Anderson Flen, chronic disease prevention coordinator for District 2 Public Health in Gainesville, said smokers are already beginning to question whether they can still afford their habit.
“With the recession, I’m seeing people quit smoking because they don’t have the discretionary income to buy cigarettes,” he said. “I think raising the taxes would encourage even more people to quit.”
Flen said most smokers want to be ex-smokers, but kicking the addiction requires strong motivation. “The financial impact can really be an incentive,” he said.
That’s especially true among young people, whose incomes are already limited.
“Even though they can’t legally buy cigarettes, the price does matter, because most teens give their money to an older person who buys the cigarettes for them,” said Flen.
“Teenagers are very conscious of money, a lot more than we realize. They have to make a choice between spending on cigarettes and the other things they want.”
If their smoking habit is robbing them of the money they would have spent on clothes, entertainment, gas for the car and their cell phone bill, many teens may decide it’s not worth it anymore.
Though the recession may put a damper on smoking, Flen said a higher tax still is needed because it would be permanent.
“When we do come out of this recession and incomes improve, that added tax could be a deterrent to people wanting to start smoking again,” he said.
If the Georgia tax hike is passed, it would come on the heels of an increase in cigarette excise taxes at the federal level. On Feb. 4, President Barack Obama signed a law that will increase the federal tax from 39 cents to $1.01.
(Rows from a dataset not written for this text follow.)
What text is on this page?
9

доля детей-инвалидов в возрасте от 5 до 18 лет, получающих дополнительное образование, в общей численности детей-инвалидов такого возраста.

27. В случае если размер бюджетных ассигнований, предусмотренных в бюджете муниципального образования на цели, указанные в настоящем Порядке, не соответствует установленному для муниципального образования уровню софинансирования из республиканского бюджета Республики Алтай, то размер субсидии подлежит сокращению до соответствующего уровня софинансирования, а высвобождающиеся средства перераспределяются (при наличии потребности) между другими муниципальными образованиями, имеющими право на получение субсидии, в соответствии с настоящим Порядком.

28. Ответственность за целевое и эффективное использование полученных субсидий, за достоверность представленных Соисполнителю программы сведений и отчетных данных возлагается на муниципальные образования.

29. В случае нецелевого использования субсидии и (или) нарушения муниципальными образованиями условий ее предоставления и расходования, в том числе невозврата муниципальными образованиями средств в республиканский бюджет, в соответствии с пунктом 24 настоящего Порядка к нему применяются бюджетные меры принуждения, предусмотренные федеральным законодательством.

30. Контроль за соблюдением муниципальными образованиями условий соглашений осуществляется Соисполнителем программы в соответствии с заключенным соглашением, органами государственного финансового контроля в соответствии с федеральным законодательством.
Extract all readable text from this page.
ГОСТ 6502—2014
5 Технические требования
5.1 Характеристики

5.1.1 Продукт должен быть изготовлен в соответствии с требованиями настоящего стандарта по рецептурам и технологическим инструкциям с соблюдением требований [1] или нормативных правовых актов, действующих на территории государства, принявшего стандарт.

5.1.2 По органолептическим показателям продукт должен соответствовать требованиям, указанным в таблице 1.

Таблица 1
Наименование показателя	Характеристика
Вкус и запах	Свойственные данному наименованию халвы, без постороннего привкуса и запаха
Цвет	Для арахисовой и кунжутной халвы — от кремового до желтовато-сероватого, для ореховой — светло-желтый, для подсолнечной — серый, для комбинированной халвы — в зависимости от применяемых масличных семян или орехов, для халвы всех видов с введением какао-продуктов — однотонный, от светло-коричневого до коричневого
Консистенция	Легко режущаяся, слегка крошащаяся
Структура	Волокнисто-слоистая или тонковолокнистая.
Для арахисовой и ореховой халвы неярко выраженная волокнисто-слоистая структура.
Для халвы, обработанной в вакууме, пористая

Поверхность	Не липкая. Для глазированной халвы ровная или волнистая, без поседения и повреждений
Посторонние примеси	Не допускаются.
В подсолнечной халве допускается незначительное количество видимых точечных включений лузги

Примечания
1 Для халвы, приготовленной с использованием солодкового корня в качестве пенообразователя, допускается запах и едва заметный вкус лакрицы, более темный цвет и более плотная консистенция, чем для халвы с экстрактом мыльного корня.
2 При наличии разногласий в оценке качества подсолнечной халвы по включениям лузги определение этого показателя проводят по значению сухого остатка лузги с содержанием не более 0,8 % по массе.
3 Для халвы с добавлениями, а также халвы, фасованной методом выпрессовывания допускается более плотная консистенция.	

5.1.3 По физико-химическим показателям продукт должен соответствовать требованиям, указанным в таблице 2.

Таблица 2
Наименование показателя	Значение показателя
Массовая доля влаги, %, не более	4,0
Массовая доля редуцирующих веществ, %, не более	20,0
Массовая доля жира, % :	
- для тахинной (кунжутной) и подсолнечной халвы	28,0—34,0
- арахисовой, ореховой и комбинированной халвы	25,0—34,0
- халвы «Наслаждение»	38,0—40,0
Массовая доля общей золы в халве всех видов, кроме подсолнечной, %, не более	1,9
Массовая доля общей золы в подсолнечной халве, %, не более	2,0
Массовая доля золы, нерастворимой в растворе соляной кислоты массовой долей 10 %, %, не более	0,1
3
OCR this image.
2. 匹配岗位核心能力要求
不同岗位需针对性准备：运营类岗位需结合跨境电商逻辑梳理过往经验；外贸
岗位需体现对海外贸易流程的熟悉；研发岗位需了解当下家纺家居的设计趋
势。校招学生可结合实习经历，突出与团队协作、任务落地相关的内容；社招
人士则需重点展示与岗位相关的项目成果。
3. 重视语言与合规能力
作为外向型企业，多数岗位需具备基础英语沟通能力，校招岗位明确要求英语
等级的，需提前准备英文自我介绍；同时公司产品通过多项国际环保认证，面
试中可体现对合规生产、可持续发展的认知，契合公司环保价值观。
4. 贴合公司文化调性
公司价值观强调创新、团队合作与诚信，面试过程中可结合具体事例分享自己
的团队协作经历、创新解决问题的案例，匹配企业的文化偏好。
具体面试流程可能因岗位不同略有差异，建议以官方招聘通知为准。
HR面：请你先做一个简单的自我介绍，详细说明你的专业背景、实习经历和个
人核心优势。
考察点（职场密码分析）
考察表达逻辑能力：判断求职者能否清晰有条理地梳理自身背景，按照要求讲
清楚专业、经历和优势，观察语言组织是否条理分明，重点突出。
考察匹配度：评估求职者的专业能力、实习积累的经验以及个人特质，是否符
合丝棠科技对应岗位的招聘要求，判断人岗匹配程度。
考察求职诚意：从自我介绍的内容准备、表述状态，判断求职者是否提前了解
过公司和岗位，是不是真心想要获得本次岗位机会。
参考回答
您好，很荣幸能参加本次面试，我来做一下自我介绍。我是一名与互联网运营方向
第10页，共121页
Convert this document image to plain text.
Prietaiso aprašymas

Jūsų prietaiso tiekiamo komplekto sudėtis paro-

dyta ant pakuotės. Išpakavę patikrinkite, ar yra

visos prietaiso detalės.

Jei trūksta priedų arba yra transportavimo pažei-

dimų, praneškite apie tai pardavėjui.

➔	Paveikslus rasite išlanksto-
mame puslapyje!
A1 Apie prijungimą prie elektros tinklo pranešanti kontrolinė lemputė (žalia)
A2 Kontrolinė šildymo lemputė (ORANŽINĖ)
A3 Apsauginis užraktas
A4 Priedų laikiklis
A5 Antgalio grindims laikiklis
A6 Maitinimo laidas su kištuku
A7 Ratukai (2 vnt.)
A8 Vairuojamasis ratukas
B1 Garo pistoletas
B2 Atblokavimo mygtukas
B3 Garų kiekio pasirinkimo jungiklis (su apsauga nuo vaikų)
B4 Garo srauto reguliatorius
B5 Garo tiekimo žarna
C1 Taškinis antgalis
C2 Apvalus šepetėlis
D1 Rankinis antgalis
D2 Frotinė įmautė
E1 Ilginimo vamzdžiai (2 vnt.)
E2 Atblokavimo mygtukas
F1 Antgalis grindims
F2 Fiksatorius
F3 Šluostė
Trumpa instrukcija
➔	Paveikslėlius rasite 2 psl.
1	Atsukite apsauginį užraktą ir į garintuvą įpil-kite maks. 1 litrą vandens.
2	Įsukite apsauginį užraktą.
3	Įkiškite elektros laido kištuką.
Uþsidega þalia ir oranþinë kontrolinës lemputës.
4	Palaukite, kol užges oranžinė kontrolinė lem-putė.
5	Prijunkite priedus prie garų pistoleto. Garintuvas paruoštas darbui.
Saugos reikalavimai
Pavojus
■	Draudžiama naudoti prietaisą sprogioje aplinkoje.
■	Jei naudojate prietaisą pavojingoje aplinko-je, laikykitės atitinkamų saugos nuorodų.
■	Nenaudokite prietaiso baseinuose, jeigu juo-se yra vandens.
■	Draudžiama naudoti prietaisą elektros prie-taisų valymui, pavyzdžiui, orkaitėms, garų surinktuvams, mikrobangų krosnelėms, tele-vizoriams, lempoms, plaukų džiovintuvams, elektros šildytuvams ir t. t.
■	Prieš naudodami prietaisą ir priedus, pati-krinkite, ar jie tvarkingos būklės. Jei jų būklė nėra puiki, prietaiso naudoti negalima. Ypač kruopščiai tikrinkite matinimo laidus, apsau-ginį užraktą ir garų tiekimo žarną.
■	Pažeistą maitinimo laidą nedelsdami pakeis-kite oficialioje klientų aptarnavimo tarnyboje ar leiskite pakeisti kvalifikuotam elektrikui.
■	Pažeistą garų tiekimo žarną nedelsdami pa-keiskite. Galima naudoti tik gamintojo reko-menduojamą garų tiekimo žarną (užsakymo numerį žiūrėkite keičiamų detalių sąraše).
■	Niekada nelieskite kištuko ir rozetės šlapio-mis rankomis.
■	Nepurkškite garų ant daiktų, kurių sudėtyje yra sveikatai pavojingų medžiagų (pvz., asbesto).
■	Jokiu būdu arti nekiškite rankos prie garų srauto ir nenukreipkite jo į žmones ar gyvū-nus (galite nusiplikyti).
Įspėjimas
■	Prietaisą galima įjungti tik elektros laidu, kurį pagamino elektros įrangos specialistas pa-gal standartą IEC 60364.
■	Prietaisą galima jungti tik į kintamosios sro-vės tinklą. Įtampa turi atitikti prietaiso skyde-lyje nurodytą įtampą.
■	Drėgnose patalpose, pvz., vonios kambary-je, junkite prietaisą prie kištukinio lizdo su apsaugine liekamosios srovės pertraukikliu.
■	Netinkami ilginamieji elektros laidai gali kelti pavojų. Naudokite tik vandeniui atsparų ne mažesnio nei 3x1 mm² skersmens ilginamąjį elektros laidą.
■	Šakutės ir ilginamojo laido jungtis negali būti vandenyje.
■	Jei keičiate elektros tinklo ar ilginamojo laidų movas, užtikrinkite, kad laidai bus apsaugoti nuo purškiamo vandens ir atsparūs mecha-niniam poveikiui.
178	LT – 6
That measure is designed to help pay for expanding state children’s health insurance programs, such as Georgia’s PeachCare. It goes into effect April 1.
If Georgia passes the $1 tax increase, the cost of a $4 pack of cigarettes, combined with federal, state and local taxes, would be approximately $6.66.
Revenue from the Georgia tax would go into the state’s general fund and would not be designated for health care or for smoking prevention programs.
Still, Flen thinks the state will see an indirect benefit. “If fewer people smoke (because of the higher tax), it cuts down on health care costs,” he said.
According to the Centers for Disease Control and Prevention, smoking-related illnesses cost Georgia’s health care system more than $2.3 billion a year.